Q:Can I give you a solution to chronic pain. Ive helped many. One lady came to me and had been in pain in both hips for 14 years from a car wreck. Her pain level was 10 on a scale of 1 to 10, 2 min later her pain level was 3. I helped her lower both hips to a 3. Ive seen happen for 100's of people.
Well, in a short answer, no. No, you cannot give me a solution to chronic pain.
I mean this with respect and I say this not to attack or insult you, but hopefully to educate you. I get tons of inbox questions of this same nature on a weekly basis. I’m talking 5-10 a week—everything from apple cider vinegar to prayer to turmeric and psychic energy healing.
I do not have an injury that has not or will not heal. I do not have reversible tissue or bone damage. No amount of physical or occupational therapy will completely alleviate my chronic pain. And here’s why:
I have multiple chronic, incurable diseases of the immune system that cause very serious—often life threatening—systemic inflammation. I have “failed” many of the few medications out there and remission is not likely for me personally at this point in time.
And while there are things to help alleviate some of the inflammation and chronic pain that comes with that inflammation—there is no end all, be all solution. There is no cure.

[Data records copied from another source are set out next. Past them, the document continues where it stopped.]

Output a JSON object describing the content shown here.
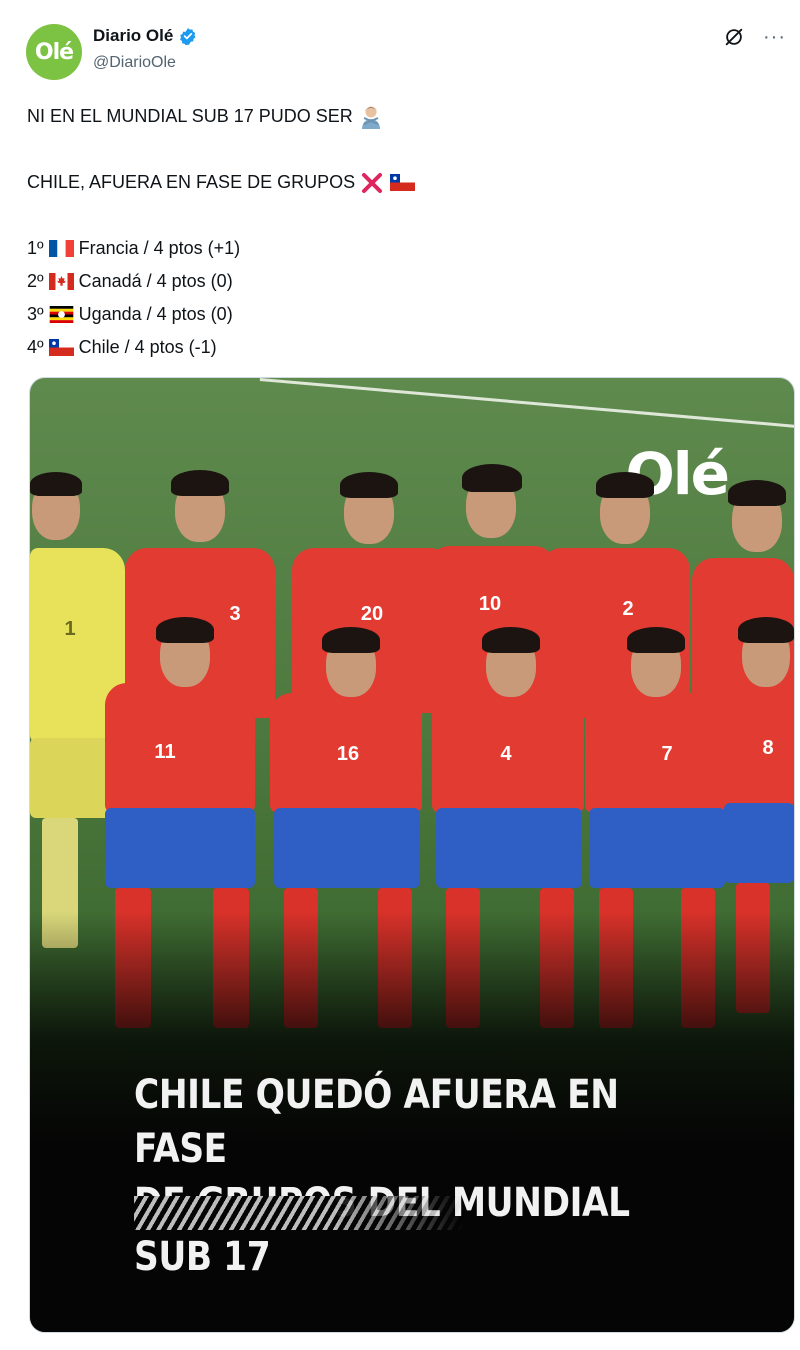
{
  "author": {
    "display_name": "Diario Olé",
    "handle": "@DiarioOle",
    "avatar_text": "Olé",
    "verified": true
  },
  "icons": {
    "verified": "verified-badge-icon",
    "grok": "grok-icon",
    "more": "more-options-icon"
  },
  "post": {
    "line1": "NI EN EL MUNDIAL SUB 17 PUDO SER",
    "line2": "CHILE, AFUERA EN FASE DE GRUPOS",
    "standings": [
      {
        "pos": "1º",
        "team": "Francia / 4 ptos (+1)",
        "flag": "france"
      },
      {
        "pos": "2º",
        "team": "Canadá / 4 ptos (0)",
        "flag": "canada"
      },
      {
        "pos": "3º",
        "team": "Uganda / 4 ptos (0)",
        "flag": "uganda"
      },
      {
        "pos": "4º",
        "team": "Chile / 4 ptos (-1)",
        "flag": "chile"
      }
    ]
  },
  "media": {
    "logo": "Olé",
    "headline_1": "CHILE QUEDÓ AFUERA EN FASE",
    "headline_2": "DE GRUPOS DEL MUNDIAL SUB 17",
    "shirt_numbers": [
      "1",
      "3",
      "20",
      "10",
      "2",
      "11",
      "16",
      "4",
      "7",
      "8"
    ]
  },
  "colors": {
    "text": "#0f1419",
    "secondary": "#536471",
    "verified": "#1d9bf0",
    "brand_green": "#7cc243",
    "chile_red": "#e23b31",
    "shorts_blue": "#2f5fc4"
  }
}
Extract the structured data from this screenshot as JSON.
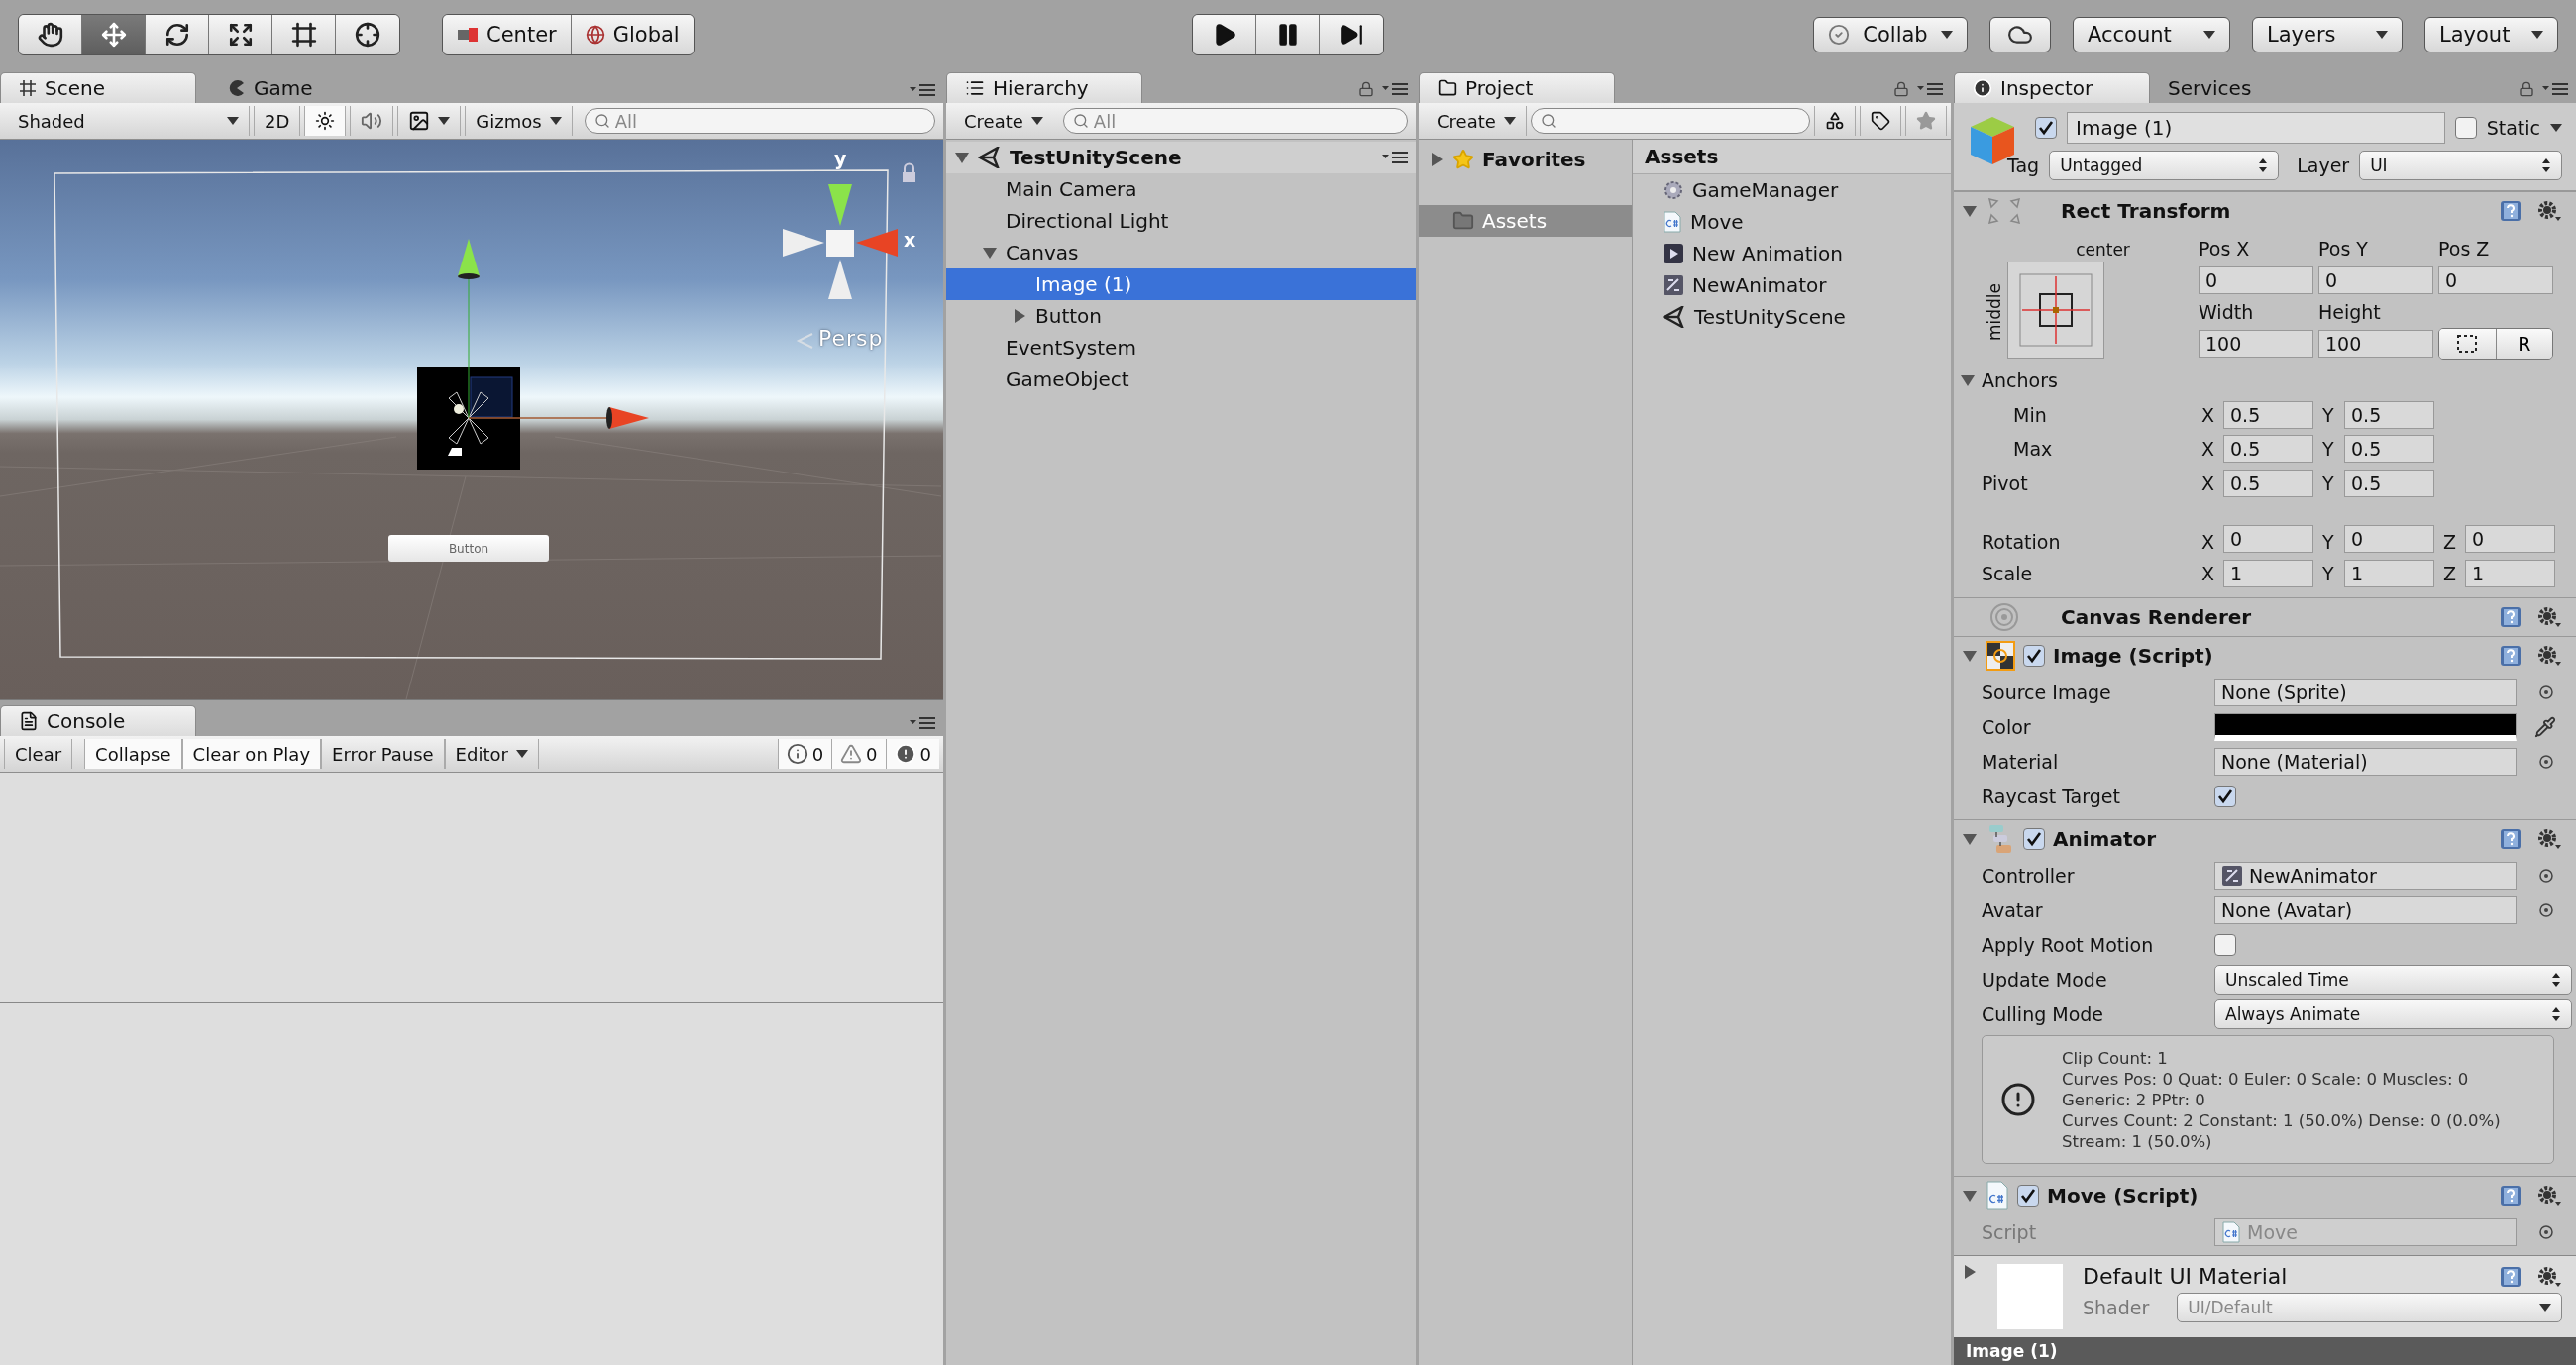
{
  "toolbar": {
    "tools": [
      {
        "kind": "hand",
        "selected": false
      },
      {
        "kind": "move",
        "selected": true
      },
      {
        "kind": "rotate",
        "selected": false
      },
      {
        "kind": "scale",
        "selected": false
      },
      {
        "kind": "rect",
        "selected": false
      },
      {
        "kind": "transform",
        "selected": false
      }
    ],
    "pivot": [
      {
        "kind": "pivot",
        "label": "Center"
      },
      {
        "kind": "space",
        "label": "Global"
      }
    ],
    "collab": "Collab",
    "menus": [
      "Account",
      "Layers",
      "Layout"
    ]
  },
  "scene": {
    "tabs": [
      {
        "kind": "scene",
        "label": "Scene",
        "selected": true
      },
      {
        "kind": "game",
        "label": "Game",
        "selected": false
      }
    ],
    "shading": "Shaded",
    "mode_2d": "2D",
    "lighting_on": true,
    "audio_on": false,
    "gizmos": "Gizmos",
    "search": {
      "placeholder": "All"
    },
    "view": {
      "axis_y": "y",
      "axis_x": "x",
      "projection": "Persp",
      "button_text": "Button"
    }
  },
  "console": {
    "tab": "Console",
    "buttons": [
      {
        "label": "Clear",
        "on": false
      },
      {
        "label": "Collapse",
        "on": true
      },
      {
        "label": "Clear on Play",
        "on": true
      },
      {
        "label": "Error Pause",
        "on": false
      }
    ],
    "source": "Editor",
    "counters": [
      {
        "kind": "info",
        "count": "0"
      },
      {
        "kind": "warning",
        "count": "0"
      },
      {
        "kind": "error",
        "count": "0"
      }
    ]
  },
  "hierarchy": {
    "tab": "Hierarchy",
    "create": "Create",
    "search": {
      "placeholder": "All"
    },
    "scene": {
      "name": "TestUnityScene",
      "expanded": true
    },
    "items": [
      {
        "name": "Main Camera",
        "selected": false
      },
      {
        "name": "Directional Light",
        "selected": false
      },
      {
        "name": "Canvas",
        "selected": false,
        "expanded": true,
        "children": [
          {
            "name": "Image (1)",
            "selected": true
          },
          {
            "name": "Button",
            "selected": false,
            "expanded": false
          }
        ]
      },
      {
        "name": "EventSystem",
        "selected": false
      },
      {
        "name": "GameObject",
        "selected": false
      }
    ]
  },
  "project": {
    "tab": "Project",
    "create": "Create",
    "favorites": {
      "label": "Favorites",
      "expanded": false
    },
    "folders": [
      {
        "name": "Assets",
        "selected": true
      }
    ],
    "path": "Assets",
    "assets": [
      {
        "kind": "manager",
        "name": "GameManager"
      },
      {
        "kind": "csharp",
        "name": "Move"
      },
      {
        "kind": "animation",
        "name": "New Animation"
      },
      {
        "kind": "animator",
        "name": "NewAnimator"
      },
      {
        "kind": "scene",
        "name": "TestUnityScene"
      }
    ]
  },
  "inspector": {
    "tabs": [
      {
        "label": "Inspector",
        "selected": true
      },
      {
        "label": "Services",
        "selected": false
      }
    ],
    "object": {
      "active": true,
      "name": "Image (1)",
      "static": false,
      "static_label": "Static",
      "tag_label": "Tag",
      "tag": "Untagged",
      "layer_label": "Layer",
      "layer": "UI"
    },
    "components": [
      {
        "kind": "rect",
        "title": "Rect Transform",
        "expanded": true,
        "anchor_h": "center",
        "anchor_v": "middle",
        "position": [
          {
            "label": "Pos X",
            "value": "0"
          },
          {
            "label": "Pos Y",
            "value": "0"
          },
          {
            "label": "Pos Z",
            "value": "0"
          }
        ],
        "size": [
          {
            "label": "Width",
            "value": "100"
          },
          {
            "label": "Height",
            "value": "100"
          }
        ],
        "raw_button": "R",
        "anchors": {
          "label": "Anchors",
          "expanded": true,
          "children": [
            {
              "label": "Min",
              "axes": [
                {
                  "axis": "X",
                  "value": "0.5"
                },
                {
                  "axis": "Y",
                  "value": "0.5"
                }
              ]
            },
            {
              "label": "Max",
              "axes": [
                {
                  "axis": "X",
                  "value": "0.5"
                },
                {
                  "axis": "Y",
                  "value": "0.5"
                }
              ]
            }
          ]
        },
        "vectors": [
          {
            "label": "Pivot",
            "axes": [
              {
                "axis": "X",
                "value": "0.5"
              },
              {
                "axis": "Y",
                "value": "0.5"
              }
            ]
          },
          {
            "label": "Rotation",
            "axes": [
              {
                "axis": "X",
                "value": "0"
              },
              {
                "axis": "Y",
                "value": "0"
              },
              {
                "axis": "Z",
                "value": "0"
              }
            ]
          },
          {
            "label": "Scale",
            "axes": [
              {
                "axis": "X",
                "value": "1"
              },
              {
                "axis": "Y",
                "value": "1"
              },
              {
                "axis": "Z",
                "value": "1"
              }
            ]
          }
        ]
      },
      {
        "kind": "renderer",
        "title": "Canvas Renderer"
      },
      {
        "kind": "image",
        "title": "Image (Script)",
        "enabled": true,
        "expanded": true,
        "fields": [
          {
            "kind": "object",
            "label": "Source Image",
            "value": "None (Sprite)"
          },
          {
            "kind": "color",
            "label": "Color",
            "color": "#000000"
          },
          {
            "kind": "object",
            "label": "Material",
            "value": "None (Material)"
          },
          {
            "kind": "checkbox",
            "label": "Raycast Target",
            "checked": true
          }
        ]
      },
      {
        "kind": "animator",
        "title": "Animator",
        "enabled": true,
        "expanded": true,
        "fields": [
          {
            "kind": "asset",
            "label": "Controller",
            "value": "NewAnimator"
          },
          {
            "kind": "object",
            "label": "Avatar",
            "value": "None (Avatar)"
          },
          {
            "kind": "checkbox",
            "label": "Apply Root Motion",
            "checked": false
          },
          {
            "kind": "dropdown",
            "label": "Update Mode",
            "value": "Unscaled Time"
          },
          {
            "kind": "dropdown",
            "label": "Culling Mode",
            "value": "Always Animate"
          },
          {
            "kind": "info",
            "lines": [
              "Clip Count: 1",
              "Curves Pos: 0 Quat: 0 Euler: 0 Scale: 0 Muscles: 0",
              "Generic: 2 PPtr: 0",
              "Curves Count: 2 Constant: 1 (50.0%) Dense: 0 (0.0%)",
              "Stream: 1 (50.0%)"
            ]
          }
        ]
      },
      {
        "kind": "script",
        "title": "Move (Script)",
        "enabled": true,
        "expanded": true,
        "fields": [
          {
            "kind": "script",
            "label": "Script",
            "value": "Move"
          }
        ]
      }
    ],
    "material": {
      "title": "Default UI Material",
      "expanded": false,
      "shader_label": "Shader",
      "shader": "UI/Default"
    },
    "preview": "Image (1)"
  }
}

It’s extremely frustrating to receive messages like these. Suggestions are one thing, but solutions? Cures?
I changed my diet radically: no sugar, no wheat, limited dairy. I take a whole host of supplements. I take low dose chemotherapeutic medications and inject myself nightly with very strong immunosuppressants. I exercise. I rest. I take epsom salt baths. I drink 2-4L of water a day. I don’t smoke and I do not drink much. I’ve tried acupuncture, meditation, visualization, D all of the above.
I devote most of my day to managing my pain and taking care of myself, and you know what? I still had a tiny meltdown in my car today from being in so much pain and having a huge flareup these past few weeks.
Pain is a part of me. I hate it, but I am also at a point where I accept its presence in my life. I will always work to minimize it, to mask it, to improve my quality of life, but messages like these? They are infuriating. They are invalidating and they minimize the struggle that millions of other patients like myself go through.
If you want to find a solution, help us find a cure. We need research not just into treatment, but into etiology—help us find the cause, because we will never find a cure if we do not understand disease cause and prevention.